— Какой вздор! Божественные силы не благоволят к зачинщикам ссор, а мы будем зачинщиками, если бросим вызов, еще не имея явных улик. Да и Бьянкини в ответ на вызов скрестить мечи поступят по своему обыкновению: как-нибудь ночью пустят в ход стилеты. Это неуловимые враги. Они не оскорбят нас открыто, пока мы под защитой власть имущих. А о том, как Бьянкини нас ненавидят, мы узнаем, когда уже будет поздно. Вот чего я опасаюсь. Винченцо, обычно такой учтивый со мной, перестал мне кланяться, когда я прохожу мимо места, где он работает. А нынче утром, когда я провожал отца и мы все спускались по лестнице базилики, мне показалось, что трое братьев, стоя под портиком, злорадно поглядывают на нас и над нами издеваются. Ненависть давно зреет в их душах и нет-нет, да сверкнет в их глазах. Боцца может рассказать тебе к тому же, что не раз после дневных трудов или поутру, приходя первым на работу, он на наших лесах заставал врасплох то Винченцо, то Доминика Бьянкини — они с величайшим вниманием рассматривали мельчайшие детали наших мозаик.
— Ну так что же? Это ровно ничего не доказывает! Не кланяются они нам потому, что просто грубы. Утром на нас косо посмотрели — значит, завидуют, что у нас, у счастливцев, такой хороший отец; проверяют нашу работу потому, что хотят допытаться, в чем причина нашего превосходства. Да стоит ли из-за всего этого тревожиться?

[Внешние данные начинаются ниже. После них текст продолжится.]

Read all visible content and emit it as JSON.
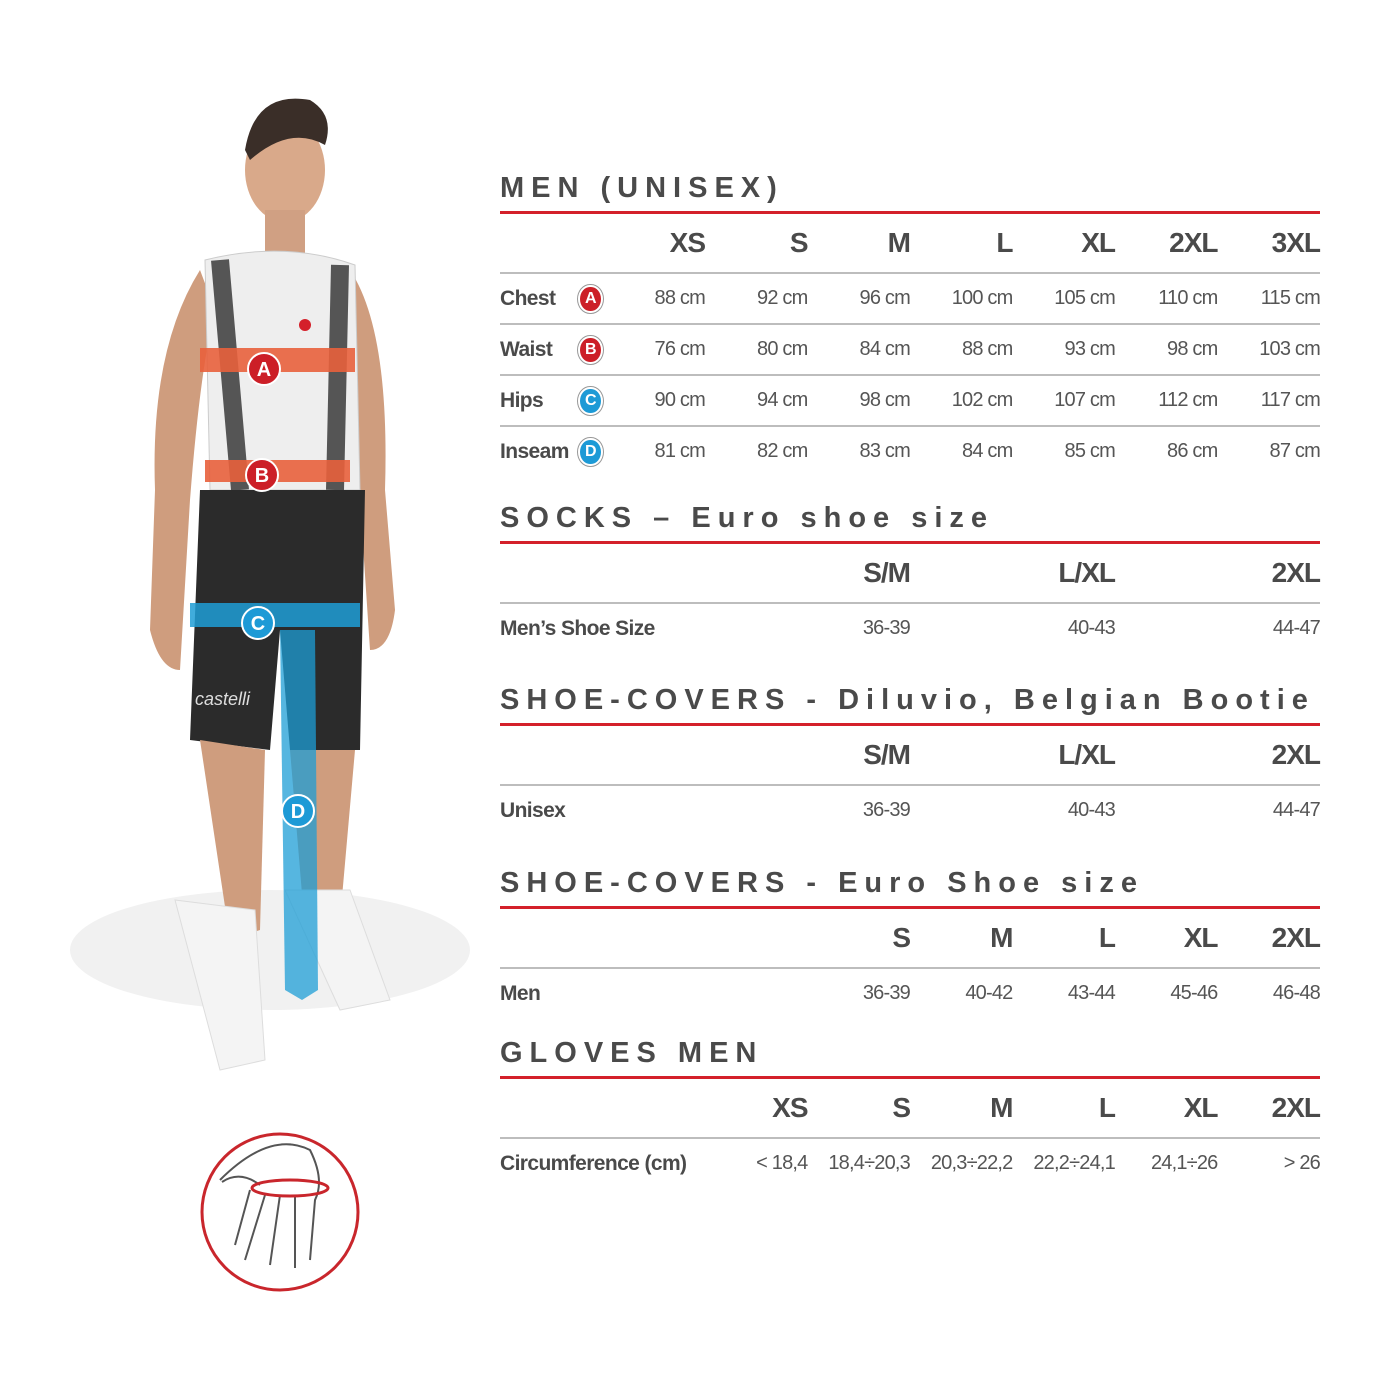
{
  "colors": {
    "accent_red": "#d4202a",
    "badge_red": "#cc1f27",
    "badge_blue": "#1d9ad6",
    "band_orange": "#e8603c",
    "band_blue": "#1e9ed6"
  },
  "figure": {
    "markers": [
      "A",
      "B",
      "C",
      "D"
    ],
    "brand_text": "castelli",
    "icons": [
      "measure-band-icon",
      "hand-circumference-icon"
    ]
  },
  "tables": [
    {
      "title": "MEN (UNISEX)",
      "columns": [
        "XS",
        "S",
        "M",
        "L",
        "XL",
        "2XL",
        "3XL"
      ],
      "rows": [
        {
          "label": "Chest",
          "badge": "A",
          "badge_color": "#cc1f27",
          "values": [
            "88 cm",
            "92 cm",
            "96 cm",
            "100 cm",
            "105 cm",
            "110 cm",
            "115 cm"
          ]
        },
        {
          "label": "Waist",
          "badge": "B",
          "badge_color": "#cc1f27",
          "values": [
            "76 cm",
            "80 cm",
            "84 cm",
            "88 cm",
            "93 cm",
            "98 cm",
            "103 cm"
          ]
        },
        {
          "label": "Hips",
          "badge": "C",
          "badge_color": "#1d9ad6",
          "values": [
            "90 cm",
            "94 cm",
            "98 cm",
            "102 cm",
            "107 cm",
            "112 cm",
            "117 cm"
          ]
        },
        {
          "label": "Inseam",
          "badge": "D",
          "badge_color": "#1d9ad6",
          "values": [
            "81 cm",
            "82 cm",
            "83 cm",
            "84 cm",
            "85 cm",
            "86 cm",
            "87 cm"
          ]
        }
      ]
    },
    {
      "title": "SOCKS – Euro shoe size",
      "columns": [
        "S/M",
        "L/XL",
        "2XL"
      ],
      "rows": [
        {
          "label": "Men’s Shoe Size",
          "values": [
            "36-39",
            "40-43",
            "44-47"
          ]
        }
      ]
    },
    {
      "title": "SHOE-COVERS - Diluvio, Belgian Bootie",
      "columns": [
        "S/M",
        "L/XL",
        "2XL"
      ],
      "rows": [
        {
          "label": "Unisex",
          "values": [
            "36-39",
            "40-43",
            "44-47"
          ]
        }
      ]
    },
    {
      "title": "SHOE-COVERS - Euro Shoe size",
      "columns": [
        "S",
        "M",
        "L",
        "XL",
        "2XL"
      ],
      "rows": [
        {
          "label": "Men",
          "values": [
            "36-39",
            "40-42",
            "43-44",
            "45-46",
            "46-48"
          ]
        }
      ]
    },
    {
      "title": "GLOVES MEN",
      "columns": [
        "XS",
        "S",
        "M",
        "L",
        "XL",
        "2XL"
      ],
      "rows": [
        {
          "label": "Circumference (cm)",
          "values": [
            "< 18,4",
            "18,4÷20,3",
            "20,3÷22,2",
            "22,2÷24,1",
            "24,1÷26",
            "> 26"
          ]
        }
      ]
    }
  ]
}
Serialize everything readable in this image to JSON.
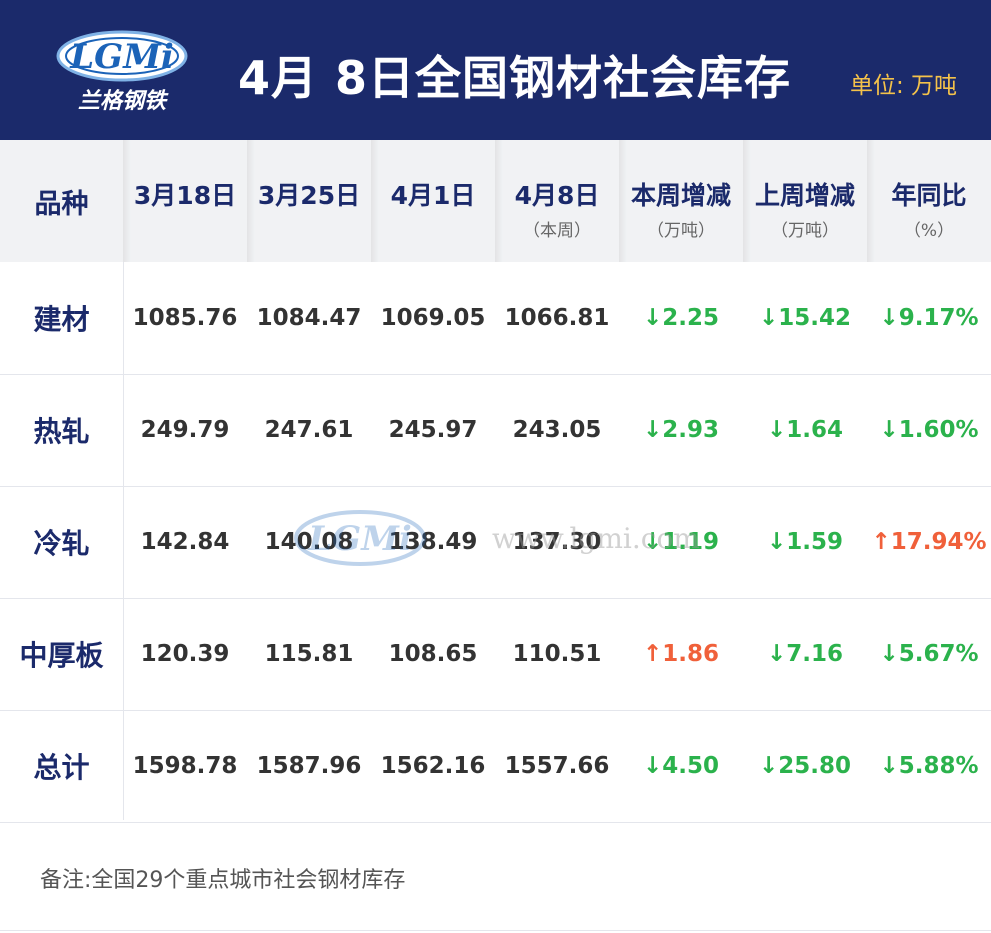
{
  "header": {
    "logo_text": "LGMi",
    "logo_cn": "兰格钢铁",
    "title": "4月 8日全国钢材社会库存",
    "unit": "单位: 万吨"
  },
  "columns": [
    {
      "main": "品种",
      "sub": ""
    },
    {
      "main": "3月18日",
      "sub": ""
    },
    {
      "main": "3月25日",
      "sub": ""
    },
    {
      "main": "4月1日",
      "sub": ""
    },
    {
      "main": "4月8日",
      "sub": "（本周）"
    },
    {
      "main": "本周增减",
      "sub": "（万吨）"
    },
    {
      "main": "上周增减",
      "sub": "（万吨）"
    },
    {
      "main": "年同比",
      "sub": "（%）"
    }
  ],
  "rows": [
    {
      "name": "建材",
      "v1": "1085.76",
      "v2": "1084.47",
      "v3": "1069.05",
      "v4": "1066.81",
      "wk": {
        "text": "↓2.25",
        "dir": "down"
      },
      "lwk": {
        "text": "↓15.42",
        "dir": "down"
      },
      "yoy": {
        "text": "↓9.17%",
        "dir": "down"
      }
    },
    {
      "name": "热轧",
      "v1": "249.79",
      "v2": "247.61",
      "v3": "245.97",
      "v4": "243.05",
      "wk": {
        "text": "↓2.93",
        "dir": "down"
      },
      "lwk": {
        "text": "↓1.64",
        "dir": "down"
      },
      "yoy": {
        "text": "↓1.60%",
        "dir": "down"
      }
    },
    {
      "name": "冷轧",
      "v1": "142.84",
      "v2": "140.08",
      "v3": "138.49",
      "v4": "137.30",
      "wk": {
        "text": "↓1.19",
        "dir": "down"
      },
      "lwk": {
        "text": "↓1.59",
        "dir": "down"
      },
      "yoy": {
        "text": "↑17.94%",
        "dir": "up"
      }
    },
    {
      "name": "中厚板",
      "v1": "120.39",
      "v2": "115.81",
      "v3": "108.65",
      "v4": "110.51",
      "wk": {
        "text": "↑1.86",
        "dir": "up"
      },
      "lwk": {
        "text": "↓7.16",
        "dir": "down"
      },
      "yoy": {
        "text": "↓5.67%",
        "dir": "down"
      }
    },
    {
      "name": "总计",
      "v1": "1598.78",
      "v2": "1587.96",
      "v3": "1562.16",
      "v4": "1557.66",
      "wk": {
        "text": "↓4.50",
        "dir": "down"
      },
      "lwk": {
        "text": "↓25.80",
        "dir": "down"
      },
      "yoy": {
        "text": "↓5.88%",
        "dir": "down"
      }
    }
  ],
  "watermark": {
    "logo_text": "LGMi",
    "url": "www.lgmi.com"
  },
  "note": "备注:全国29个重点城市社会钢材库存",
  "colors": {
    "header_bg": "#1b2a6b",
    "unit": "#f4c24a",
    "down": "#2bb24c",
    "up": "#f0603a"
  }
}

— Почему же они не говорят с Боцца, когда он их встречает на нашем помосте, а стремглав сбегают вниз по лестнице с противоположной стороны, как будто только что совершили дурное дело?
— Только бы встретить их! — вскричал Валерио, сжимая кулаки. — Уж я заставлю их объясниться или, клянусь Бахусом, спущу с лестницы побыстрей, чем они поднялись!
— И подольешь масла в огонь. Чтобы отомстить за того, кого ты оскорбил, двое других объединятся и будут мстить нам до самой смерти. Поверь мне, быть порядочным — значит быть благоразумным. Будем же сдержанны и сохраним благородное спокойствие, как подобает людям мужественным. Быть может, наше великодушие их усмирит. По крайней мере, они поймут, что напрасно питают к нам вражду. Ну, а если они и будут нас преследовать, мы обратимся за помощью к правосудию.
— Послушай, брат, за что же они станут нас преследовать? Да и не в их власти нам повредить. Не станут же они доказывать, что мы работаем хуже их.
— Они станут твердить, что мы работаем не так быстро, а доказать это будет легко.
— А мы докажем, что легко работать быстро, когда работаешь плохо, и что совершенство не терпит поспешности.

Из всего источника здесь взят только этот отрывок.